この学園で教師をしているファラットも似たような境遇だった。

子爵の家の四男坊として生まれ、一族の中に中央政府に出仕している者はなく、長兄は家を継ぎ、次兄は長兄の領地経営のサポートに回っている。三男坊は、運よく学園で知り合った男爵家の令嬢の婿に収まり、自分は...というと、貴族学校の教師をしている。


昔から勉強は好きだったが、官吏になるほどの才はなかった。同じ境遇の者達には、王都で職が見つかっただけ良かったじゃないかと言われ、確かにそうだなとは思うのだが、自分より成績が悪かったはずの後ろ盾のある立派な家の三男坊四男坊は、今や自分よりも華やかな道を進んでいるし、他の自分の兄弟にも見劣りする。


つまり、ファラットは自分の現状にあまり満足していなかったのである。


そんな人生に閉塞感を感じていたファラットであったが、ある生徒に恋をすることによって、人生が開けたような気がしていた。


その生徒は、とある貴族の庶子で、長い事母親と一緒に市井にいたらしいが、貴族の家の後継ぎが不運にも事故で無くなった為、昔愛人だった女の子供に白羽の矢が立ち、その貴族の家に将来の後継ぎとして彼女は迎え入れられた。というおおざっぱな話を学園長から教職員達に話しているのを「頻繁にはない話だが、珍しくもない話だな」と思いながら、ぼーっとファラットは聞いていた。


そんな前情報を仕入れながら、いざ教壇に立ち彼女に実際に接すると、彼女はとてもチャーミングな女の子だった。笑顔も仕草もとてもかわいい。市井にいたせいか、「貴族慣れ」を全くしていなく、貴族社会に戸惑っている様子も可愛かった。


気がつけばファラットは、彼女を目で追うようになっており、他の生徒以上に彼女の手助けをしていたのだった。他の教師に、「もっと公平に」と言われることも度々あったが、彼女の立場が既に公平でないのだから、自分が「多少」嵩上げしてあげないと「公平」にはならないのだと反論していた。ついには、「もし、彼女と結婚したら、彼女の家に婿入り出来て、ついでに爵位も手に入るじゃないか!」とまで、色々な意味での下心が出始めた頃には、もう誰も彼を諫めるものは、いなくなっていた。

  

最初は、大人の魅力で彼女に好きになってもらえるのではないかと甘く思っていたが、実際はそんなに上手くいくはずもなく、彼女は、年相応の男性に興味を惹かれているようだった。最初は、この国一番の商家の息子、次は現将軍の嫡男、この前は宰相の後継ぎと仲良さそうに二人で話をしていたし、そして今は第一王子。しかも、最近入学されてきた第二王子とも仲が良いとかなんとか...。

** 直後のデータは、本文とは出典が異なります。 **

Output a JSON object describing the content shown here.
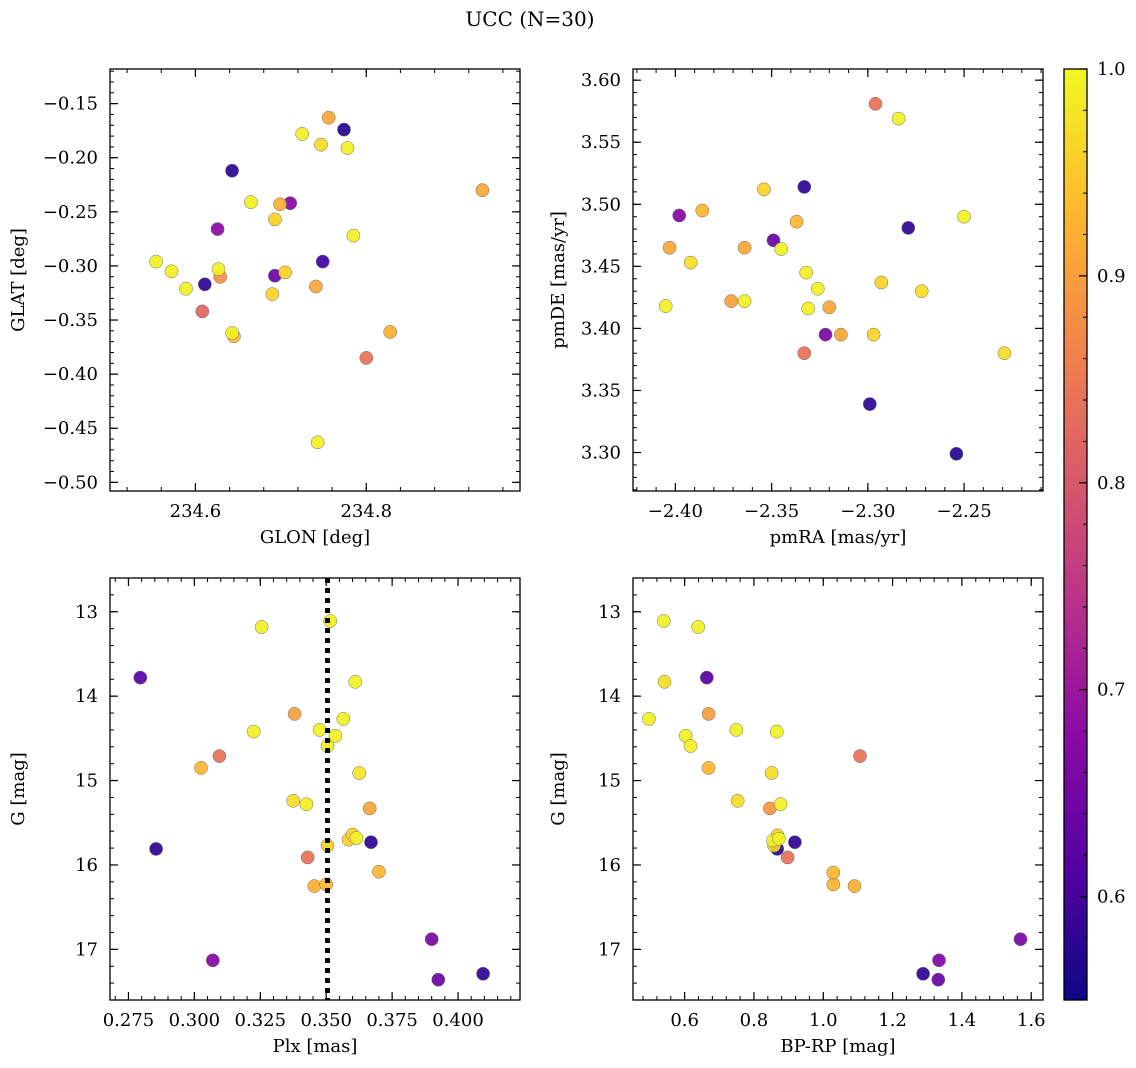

なんだか、書き出すだけでもすごいラインナップだ。これでは、自分は全く太刀打ち出来ないとファラットは思ったが、いずれの家も彼女が釣り合えるような家ではなく、誰と付き合おうとも、彼女はいずれは捨てられるであろう。その時に、自分が優しく手を差し伸べれば良いとファラットは、勝手に算段していたのであった。


商家の息子と仲良くしていた時に始まっていたシャーロットへの嫌がらせも、将軍の嫡男と仲良くなった際には、ぴたりと止んだ。しかし、彼女が第一王子と仲良くし始めると、また嫌がらせが始まったという。どうやら、いじめの筆頭は、第一王子の許嫁である公爵家のご令嬢らしい。


公爵令嬢のエリカは、教師の中でもとても評判が良い。自分より家格が下の教師達になめた態度をする生徒達が多い中、彼女は、成績優秀なのはもちろんだが、教師にも他の生徒にも、自分の身分を笠に着る事なく、まじめに実直に課題に取り組んでいる。そんな彼女がいじめの筆頭とは思えないのだが、ずいぶん身分の下の女に自分の婚約者を取られたとすれば、あり得る話なのかもしれない。


一度シャーロットに確認してみたところ、彼女の教科書やノートが紛失したり、制服が切り裂かれたりと段々エスカレートしており、やはり、公爵令嬢とその取り巻きが引き起こしているとのことだった。


評判の良い公爵令嬢だったが、やはり貴族は貴族だったなとファラットは思い、シャーロットからの評価を上げる為にも、ここは自分が一肌脱ぐかとエリカの所へと向かったのだった。


ファラットの主張をエリカは、最後まで黙って聞いていた。ファラットのあまりにも一方的な物言いに、周りの者が、途中何度も口を挟もうとしていたが、エリカは、彼らを制して最後までファラットの言い分を黙って聞いていた。


そして、ファラットが全て言い終わるのを確認すると、「なるほど、彼女の証言と言い、その他の状況証拠と言い、私や私のお友達がとても怪しいですね。先生?この証言と状況証拠以外の証拠がございまして?その証拠が見つかりましたら、私も認めましょう。ただこれだけでは、わたくしは、とても自分がやったのだとは認められませんわ。」と言って、貴族スマイルで、ファラットの元をそれは優雅に去っていったのだった。


これで、エリカを糾弾できる、ひいてはシャーロットからの好感も膨らむと思っていたファラットは、あまりに正々堂々と優雅に去っていたエリカに、しばらく茫然としていたが、我に返ると途端に悔しくなり、シャーロットの証言と状況証拠以外の証拠を見つけようと心に決めたのだった。